Here is a good word from Henri Nouwen that ties in well with part of what we reflected upon yesterday in worship:
"Nothing is real without deriving its reality from God. This was the great discovery of St. Francis when he suddenly saw the whole world in God's hands and wondered why he did not drop it. St. Augustine, St. Teresa of Avila, St. John Vianney, and all the saints are saints precisely because for them the order of being was turned around and they saw, felt, and - above all - knew with their heart that outside of God nothing is, nothing breates, nothing moves, and nothing lives.
"This makes me aware that the basis of all ministry rests not in the moral life but in the mystical life. The issue is not to live as well as we can, but to let our life be one that finds its source in the Divine life." - From Gracias!
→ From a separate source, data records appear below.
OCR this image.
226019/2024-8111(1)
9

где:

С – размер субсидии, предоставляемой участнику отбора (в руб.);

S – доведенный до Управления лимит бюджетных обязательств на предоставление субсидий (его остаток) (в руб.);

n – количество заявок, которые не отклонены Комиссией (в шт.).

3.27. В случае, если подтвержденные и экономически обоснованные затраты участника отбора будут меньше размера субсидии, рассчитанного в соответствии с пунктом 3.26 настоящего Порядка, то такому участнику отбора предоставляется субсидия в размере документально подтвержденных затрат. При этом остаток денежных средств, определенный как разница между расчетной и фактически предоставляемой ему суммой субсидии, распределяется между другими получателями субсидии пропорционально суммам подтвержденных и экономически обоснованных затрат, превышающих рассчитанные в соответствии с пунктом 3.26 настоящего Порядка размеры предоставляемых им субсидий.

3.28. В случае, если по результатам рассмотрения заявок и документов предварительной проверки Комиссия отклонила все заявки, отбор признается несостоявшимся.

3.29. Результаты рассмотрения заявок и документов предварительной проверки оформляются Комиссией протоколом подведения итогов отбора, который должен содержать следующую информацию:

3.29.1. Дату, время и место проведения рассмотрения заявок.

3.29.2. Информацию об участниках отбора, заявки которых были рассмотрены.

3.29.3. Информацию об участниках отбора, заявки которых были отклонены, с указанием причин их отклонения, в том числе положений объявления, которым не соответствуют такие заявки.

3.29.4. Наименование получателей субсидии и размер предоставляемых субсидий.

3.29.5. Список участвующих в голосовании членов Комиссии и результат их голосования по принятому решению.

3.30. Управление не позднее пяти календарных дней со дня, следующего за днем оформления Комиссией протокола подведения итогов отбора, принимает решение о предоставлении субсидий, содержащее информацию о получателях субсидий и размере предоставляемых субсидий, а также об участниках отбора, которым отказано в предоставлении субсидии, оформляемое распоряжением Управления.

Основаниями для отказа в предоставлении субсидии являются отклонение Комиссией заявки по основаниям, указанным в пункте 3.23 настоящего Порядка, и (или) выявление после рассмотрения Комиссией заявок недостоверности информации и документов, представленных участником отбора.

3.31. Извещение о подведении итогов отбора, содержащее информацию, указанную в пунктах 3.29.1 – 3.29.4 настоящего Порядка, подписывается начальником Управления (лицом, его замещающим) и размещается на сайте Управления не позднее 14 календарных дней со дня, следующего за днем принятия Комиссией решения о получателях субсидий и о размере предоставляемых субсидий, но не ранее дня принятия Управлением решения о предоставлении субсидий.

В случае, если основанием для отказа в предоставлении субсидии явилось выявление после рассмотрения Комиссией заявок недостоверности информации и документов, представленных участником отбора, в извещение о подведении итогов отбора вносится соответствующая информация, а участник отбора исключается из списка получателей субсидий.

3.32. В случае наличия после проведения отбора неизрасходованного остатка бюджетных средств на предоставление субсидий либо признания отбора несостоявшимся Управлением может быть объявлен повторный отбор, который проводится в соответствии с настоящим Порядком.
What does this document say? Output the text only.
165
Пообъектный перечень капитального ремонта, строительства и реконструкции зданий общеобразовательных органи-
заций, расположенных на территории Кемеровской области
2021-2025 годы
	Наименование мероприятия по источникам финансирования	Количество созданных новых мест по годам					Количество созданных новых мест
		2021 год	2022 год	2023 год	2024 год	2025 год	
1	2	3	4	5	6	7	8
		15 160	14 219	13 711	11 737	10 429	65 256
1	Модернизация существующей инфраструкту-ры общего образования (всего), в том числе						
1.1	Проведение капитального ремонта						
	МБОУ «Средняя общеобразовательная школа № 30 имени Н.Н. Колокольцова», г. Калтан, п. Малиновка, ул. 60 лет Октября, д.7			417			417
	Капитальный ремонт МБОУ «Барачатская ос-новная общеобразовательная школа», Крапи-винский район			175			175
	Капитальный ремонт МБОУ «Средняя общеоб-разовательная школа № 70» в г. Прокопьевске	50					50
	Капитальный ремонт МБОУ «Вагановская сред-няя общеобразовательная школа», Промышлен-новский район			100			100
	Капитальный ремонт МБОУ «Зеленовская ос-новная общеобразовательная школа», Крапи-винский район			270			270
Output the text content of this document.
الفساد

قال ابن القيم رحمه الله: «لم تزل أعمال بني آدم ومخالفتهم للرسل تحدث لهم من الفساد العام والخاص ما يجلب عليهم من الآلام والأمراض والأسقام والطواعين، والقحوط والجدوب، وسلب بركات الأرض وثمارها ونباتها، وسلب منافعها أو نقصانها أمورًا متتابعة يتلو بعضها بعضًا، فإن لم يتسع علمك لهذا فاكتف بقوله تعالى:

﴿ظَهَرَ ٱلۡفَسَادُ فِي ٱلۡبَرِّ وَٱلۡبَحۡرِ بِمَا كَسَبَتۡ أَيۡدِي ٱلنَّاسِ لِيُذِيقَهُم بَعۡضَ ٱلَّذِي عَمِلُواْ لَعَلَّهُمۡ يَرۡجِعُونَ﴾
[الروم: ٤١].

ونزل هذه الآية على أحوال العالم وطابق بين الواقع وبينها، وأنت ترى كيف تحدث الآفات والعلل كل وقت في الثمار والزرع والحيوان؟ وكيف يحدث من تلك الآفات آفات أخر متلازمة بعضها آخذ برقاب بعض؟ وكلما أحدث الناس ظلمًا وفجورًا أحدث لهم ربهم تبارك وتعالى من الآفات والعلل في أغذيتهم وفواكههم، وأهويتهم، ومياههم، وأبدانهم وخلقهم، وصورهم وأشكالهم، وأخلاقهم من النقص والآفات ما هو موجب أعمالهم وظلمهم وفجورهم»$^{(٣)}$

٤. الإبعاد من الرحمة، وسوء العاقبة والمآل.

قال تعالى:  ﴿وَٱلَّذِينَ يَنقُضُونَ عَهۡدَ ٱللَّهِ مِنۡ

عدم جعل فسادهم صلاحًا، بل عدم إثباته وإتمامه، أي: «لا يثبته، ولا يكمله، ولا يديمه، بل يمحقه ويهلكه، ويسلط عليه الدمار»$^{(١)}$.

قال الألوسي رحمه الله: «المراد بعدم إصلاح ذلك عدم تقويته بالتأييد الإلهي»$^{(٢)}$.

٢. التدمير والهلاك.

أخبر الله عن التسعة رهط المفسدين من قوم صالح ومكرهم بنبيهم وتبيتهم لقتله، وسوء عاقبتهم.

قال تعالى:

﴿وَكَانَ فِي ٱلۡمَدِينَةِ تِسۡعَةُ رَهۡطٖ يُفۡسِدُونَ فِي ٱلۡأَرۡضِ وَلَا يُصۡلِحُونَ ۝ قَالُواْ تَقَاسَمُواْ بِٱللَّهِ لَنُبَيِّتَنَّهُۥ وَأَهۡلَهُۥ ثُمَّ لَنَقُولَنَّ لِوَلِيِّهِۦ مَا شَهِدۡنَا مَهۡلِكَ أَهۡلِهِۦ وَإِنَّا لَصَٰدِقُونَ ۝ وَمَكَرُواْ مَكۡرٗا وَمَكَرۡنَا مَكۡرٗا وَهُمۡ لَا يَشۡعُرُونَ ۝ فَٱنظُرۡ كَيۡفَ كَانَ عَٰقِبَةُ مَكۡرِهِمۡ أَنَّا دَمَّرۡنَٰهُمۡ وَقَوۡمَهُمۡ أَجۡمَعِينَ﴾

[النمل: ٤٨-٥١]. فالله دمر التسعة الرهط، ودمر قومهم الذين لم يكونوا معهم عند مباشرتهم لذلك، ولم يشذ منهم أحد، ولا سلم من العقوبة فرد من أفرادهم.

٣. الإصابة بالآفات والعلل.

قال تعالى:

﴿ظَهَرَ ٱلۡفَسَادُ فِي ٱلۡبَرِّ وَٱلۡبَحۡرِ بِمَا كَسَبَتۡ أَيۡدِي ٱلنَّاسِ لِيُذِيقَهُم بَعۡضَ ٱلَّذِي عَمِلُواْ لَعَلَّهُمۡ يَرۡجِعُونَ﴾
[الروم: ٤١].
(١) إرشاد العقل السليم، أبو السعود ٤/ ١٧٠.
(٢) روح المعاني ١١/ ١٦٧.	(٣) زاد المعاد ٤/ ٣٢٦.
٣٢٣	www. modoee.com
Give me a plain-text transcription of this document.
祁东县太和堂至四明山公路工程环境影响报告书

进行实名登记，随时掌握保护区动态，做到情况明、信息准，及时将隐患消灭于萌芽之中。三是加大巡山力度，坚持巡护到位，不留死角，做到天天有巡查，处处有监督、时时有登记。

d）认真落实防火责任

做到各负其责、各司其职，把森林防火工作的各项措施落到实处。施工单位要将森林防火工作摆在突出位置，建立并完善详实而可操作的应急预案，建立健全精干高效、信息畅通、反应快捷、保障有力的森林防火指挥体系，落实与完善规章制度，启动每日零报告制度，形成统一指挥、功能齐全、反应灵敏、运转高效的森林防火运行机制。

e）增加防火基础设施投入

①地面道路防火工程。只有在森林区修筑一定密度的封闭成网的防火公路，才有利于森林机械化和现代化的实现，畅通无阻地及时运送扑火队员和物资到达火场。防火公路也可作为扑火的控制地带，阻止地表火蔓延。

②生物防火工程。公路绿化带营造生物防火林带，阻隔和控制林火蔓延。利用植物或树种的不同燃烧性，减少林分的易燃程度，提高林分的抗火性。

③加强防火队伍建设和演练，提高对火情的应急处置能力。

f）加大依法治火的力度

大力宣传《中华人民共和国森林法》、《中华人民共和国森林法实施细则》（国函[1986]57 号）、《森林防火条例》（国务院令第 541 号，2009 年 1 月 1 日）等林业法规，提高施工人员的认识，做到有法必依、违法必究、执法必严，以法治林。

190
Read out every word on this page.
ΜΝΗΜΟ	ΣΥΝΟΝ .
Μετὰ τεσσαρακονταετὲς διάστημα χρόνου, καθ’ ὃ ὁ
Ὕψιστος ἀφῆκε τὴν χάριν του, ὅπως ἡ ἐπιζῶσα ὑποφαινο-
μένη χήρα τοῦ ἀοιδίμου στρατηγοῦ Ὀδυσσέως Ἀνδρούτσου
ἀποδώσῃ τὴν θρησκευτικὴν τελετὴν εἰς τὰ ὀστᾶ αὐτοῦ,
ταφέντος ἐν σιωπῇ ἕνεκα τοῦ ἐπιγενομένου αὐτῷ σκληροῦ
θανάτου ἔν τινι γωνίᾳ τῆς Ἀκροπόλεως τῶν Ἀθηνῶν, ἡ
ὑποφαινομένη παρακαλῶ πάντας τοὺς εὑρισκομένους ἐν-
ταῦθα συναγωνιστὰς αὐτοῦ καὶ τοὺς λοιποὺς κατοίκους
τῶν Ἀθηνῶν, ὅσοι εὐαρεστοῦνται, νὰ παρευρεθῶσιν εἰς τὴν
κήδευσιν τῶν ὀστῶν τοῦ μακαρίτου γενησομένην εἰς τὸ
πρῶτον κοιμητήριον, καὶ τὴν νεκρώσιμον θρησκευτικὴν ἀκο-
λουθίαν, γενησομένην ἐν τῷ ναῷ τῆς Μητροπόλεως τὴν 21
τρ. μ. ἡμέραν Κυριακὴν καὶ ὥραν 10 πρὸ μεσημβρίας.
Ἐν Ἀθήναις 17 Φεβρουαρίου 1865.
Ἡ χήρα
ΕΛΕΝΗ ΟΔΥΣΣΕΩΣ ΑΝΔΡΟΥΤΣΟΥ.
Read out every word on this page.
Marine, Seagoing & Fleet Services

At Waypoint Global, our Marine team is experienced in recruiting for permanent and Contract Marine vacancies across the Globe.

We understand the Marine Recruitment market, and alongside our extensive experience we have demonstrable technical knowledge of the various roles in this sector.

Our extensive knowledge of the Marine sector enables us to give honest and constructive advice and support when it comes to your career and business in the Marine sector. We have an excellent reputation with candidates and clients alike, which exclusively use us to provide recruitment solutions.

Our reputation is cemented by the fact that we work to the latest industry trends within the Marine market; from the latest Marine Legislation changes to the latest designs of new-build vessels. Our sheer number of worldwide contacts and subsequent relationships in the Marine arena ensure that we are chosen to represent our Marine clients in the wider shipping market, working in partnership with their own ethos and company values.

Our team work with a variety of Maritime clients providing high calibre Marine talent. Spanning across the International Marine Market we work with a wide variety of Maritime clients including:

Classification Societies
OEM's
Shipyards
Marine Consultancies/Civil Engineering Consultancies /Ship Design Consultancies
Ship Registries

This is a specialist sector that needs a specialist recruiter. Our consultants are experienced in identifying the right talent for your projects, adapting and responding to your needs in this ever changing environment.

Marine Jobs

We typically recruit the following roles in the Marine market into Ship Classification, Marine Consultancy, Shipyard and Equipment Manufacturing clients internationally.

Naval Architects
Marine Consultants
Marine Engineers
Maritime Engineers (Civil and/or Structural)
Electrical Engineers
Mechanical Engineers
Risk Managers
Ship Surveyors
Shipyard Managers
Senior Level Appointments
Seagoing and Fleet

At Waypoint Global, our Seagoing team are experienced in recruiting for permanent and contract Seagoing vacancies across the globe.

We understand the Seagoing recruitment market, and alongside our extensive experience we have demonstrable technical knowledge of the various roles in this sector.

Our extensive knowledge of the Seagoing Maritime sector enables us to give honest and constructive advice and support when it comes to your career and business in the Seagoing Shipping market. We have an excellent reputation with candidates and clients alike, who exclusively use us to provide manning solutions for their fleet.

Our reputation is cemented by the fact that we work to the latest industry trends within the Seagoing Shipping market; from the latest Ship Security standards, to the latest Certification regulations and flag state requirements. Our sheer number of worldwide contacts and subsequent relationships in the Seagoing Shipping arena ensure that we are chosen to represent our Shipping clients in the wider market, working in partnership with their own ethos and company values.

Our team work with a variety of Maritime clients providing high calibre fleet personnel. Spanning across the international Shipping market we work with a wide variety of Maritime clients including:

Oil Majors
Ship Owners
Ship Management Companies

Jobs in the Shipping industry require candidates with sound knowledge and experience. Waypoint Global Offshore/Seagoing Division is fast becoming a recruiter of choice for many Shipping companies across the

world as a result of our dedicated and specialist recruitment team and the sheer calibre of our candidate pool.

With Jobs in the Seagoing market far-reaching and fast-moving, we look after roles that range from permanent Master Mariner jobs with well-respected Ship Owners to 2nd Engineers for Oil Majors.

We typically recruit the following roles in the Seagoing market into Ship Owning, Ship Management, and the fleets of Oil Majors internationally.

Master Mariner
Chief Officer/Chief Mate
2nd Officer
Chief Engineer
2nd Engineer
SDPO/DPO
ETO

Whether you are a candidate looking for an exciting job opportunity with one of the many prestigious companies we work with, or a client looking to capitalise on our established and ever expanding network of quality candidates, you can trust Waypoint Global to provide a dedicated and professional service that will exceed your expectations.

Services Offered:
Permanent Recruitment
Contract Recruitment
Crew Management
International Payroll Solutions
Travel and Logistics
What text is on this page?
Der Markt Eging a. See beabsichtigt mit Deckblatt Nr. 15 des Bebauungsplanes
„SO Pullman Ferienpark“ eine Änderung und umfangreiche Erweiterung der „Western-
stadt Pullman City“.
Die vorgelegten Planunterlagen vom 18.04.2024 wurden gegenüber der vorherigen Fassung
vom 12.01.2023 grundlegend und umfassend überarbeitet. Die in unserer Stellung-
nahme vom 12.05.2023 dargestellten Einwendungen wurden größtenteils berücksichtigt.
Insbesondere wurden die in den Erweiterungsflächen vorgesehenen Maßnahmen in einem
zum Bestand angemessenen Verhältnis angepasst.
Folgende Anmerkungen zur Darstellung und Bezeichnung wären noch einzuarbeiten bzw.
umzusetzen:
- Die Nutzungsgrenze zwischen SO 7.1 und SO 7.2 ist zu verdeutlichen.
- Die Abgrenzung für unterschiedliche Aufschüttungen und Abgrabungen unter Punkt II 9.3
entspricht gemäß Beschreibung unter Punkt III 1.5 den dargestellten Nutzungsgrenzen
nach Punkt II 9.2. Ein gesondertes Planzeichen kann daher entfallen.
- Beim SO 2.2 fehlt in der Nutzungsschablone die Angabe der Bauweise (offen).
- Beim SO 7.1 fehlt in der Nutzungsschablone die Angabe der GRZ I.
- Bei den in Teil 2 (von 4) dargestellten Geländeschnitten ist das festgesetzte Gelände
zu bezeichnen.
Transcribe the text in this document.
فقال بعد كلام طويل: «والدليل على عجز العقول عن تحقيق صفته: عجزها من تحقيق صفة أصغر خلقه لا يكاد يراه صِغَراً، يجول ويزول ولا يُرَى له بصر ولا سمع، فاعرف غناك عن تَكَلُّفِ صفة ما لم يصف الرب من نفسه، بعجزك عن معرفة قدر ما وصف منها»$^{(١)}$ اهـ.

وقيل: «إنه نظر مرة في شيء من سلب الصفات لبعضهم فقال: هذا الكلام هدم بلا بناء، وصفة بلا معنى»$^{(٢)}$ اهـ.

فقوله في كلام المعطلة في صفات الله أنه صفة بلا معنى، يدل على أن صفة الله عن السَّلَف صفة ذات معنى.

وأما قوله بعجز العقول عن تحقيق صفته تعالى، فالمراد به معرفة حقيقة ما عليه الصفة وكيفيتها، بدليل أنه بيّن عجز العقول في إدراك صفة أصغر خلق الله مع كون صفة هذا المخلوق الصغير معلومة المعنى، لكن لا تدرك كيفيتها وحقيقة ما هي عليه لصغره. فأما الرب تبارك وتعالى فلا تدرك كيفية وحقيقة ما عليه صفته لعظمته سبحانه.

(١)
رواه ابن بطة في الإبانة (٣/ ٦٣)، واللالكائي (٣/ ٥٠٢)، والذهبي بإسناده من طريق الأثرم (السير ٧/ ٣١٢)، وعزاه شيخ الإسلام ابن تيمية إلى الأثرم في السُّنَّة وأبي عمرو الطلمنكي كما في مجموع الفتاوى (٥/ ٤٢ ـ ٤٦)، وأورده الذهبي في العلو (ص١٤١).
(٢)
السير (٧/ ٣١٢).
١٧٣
I think what Nouwen is saying relates especially well to Paul and what we've discussed about him as we've been looking at Philippians. Paul strikes me as someone whose "whole order of being was turned around," and that he came to discover that God is not a moral police-officer, but is rather a the great lover of a fallen, broken world in need of redemption. I think Paul's deep, abiding awareness in God's sovereign benevolence is also what gave him such confidence regarding whatever the future held for him. He knew that - as Nouwen describes - all the events of history, including Paul's own personal history, were in God's good, strong hands.